Well, it sounds like population growth isn't what they thought it was going to be...
The total fertility rate in Bogotá, the capital of Colombia, is just 0.91 children per woman, lower than in Tokyo. India’s tfr has fallen below the level needed to keep its population stable in the long run. It is more-or-less bound to start shrinking around mid-century.China’s population is already contracting. Mexico’s tfr stands at 1.6, about the same as that of its richer northern neighbour, the United States. In 2024 France recorded fewer births than in 1806, when the population was less than half its current size. Italy registered its lowest count since unification in 1861.
Population numbers she like they are particular full of momentum. Once they get headed in a direction, they really go in that direction.
What is striking and unexpected is that the decline in fertility is accelerating. The pace of global falls doubled between the 2000s and 2010s and has doubled again in this decade, sinking, on average, by almost 2% a year. In many places the fertility rate is dropping much faster.
What did people expect? Every message since the boomer generation has been: Don't have kids yet, if at all.
The lesson has clearly been taken to heart. It seems that most of the kids these days aren't having kids.
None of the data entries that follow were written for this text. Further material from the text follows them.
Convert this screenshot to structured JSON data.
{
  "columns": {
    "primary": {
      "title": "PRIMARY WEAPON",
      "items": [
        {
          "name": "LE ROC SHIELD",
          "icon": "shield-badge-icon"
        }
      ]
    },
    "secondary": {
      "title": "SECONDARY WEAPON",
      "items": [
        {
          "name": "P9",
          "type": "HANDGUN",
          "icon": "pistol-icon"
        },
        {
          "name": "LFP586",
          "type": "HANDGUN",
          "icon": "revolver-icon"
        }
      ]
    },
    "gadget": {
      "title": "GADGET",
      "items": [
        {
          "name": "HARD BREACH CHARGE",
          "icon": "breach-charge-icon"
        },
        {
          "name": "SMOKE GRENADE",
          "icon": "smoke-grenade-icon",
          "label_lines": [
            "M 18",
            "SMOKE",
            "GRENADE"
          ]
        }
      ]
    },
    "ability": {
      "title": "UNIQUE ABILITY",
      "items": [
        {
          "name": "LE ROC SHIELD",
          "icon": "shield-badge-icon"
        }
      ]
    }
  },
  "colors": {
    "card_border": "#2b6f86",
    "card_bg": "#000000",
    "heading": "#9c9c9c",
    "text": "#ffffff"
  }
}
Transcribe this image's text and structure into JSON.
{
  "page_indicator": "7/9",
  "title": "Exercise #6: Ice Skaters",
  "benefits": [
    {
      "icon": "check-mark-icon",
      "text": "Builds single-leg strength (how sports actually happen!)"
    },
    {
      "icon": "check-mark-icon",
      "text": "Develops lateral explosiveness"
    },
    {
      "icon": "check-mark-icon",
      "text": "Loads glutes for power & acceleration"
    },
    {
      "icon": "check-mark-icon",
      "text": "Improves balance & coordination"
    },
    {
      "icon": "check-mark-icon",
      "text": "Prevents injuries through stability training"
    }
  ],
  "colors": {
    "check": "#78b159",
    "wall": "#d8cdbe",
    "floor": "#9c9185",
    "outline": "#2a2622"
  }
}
But we all knew this thirty years ago.
But the big question is: are we doomed?
The last paragraph in this article is the most important: "Gee, we sure do get it wrong a lot."
“Replacement fertility is a knife-edge,” says Lant Pritchett of the London School of Economics. “Over the very long run, humans shrink to zero or swell to huge numbers, depending on whether they stay below or above the replacement rate.” The assumption that TFR must trend towards replacement is alluring, simply because “It makes the maths embarrassing if you don’t.” Alarmist predictions of a “population bomb”, which were trendy in the 1960s, may have made demographers hesitant to predict the opposite: that humanity will soon be shrinking. And yet, alarming or not, that will soon be happening.
Yes, predictions about individual behaviors generalized over a long time horizon often get it horribly wrong. But people react much more quickly to changes in society than you expect. My sense is that the roots to the reversal of the population decrease trend are already at work.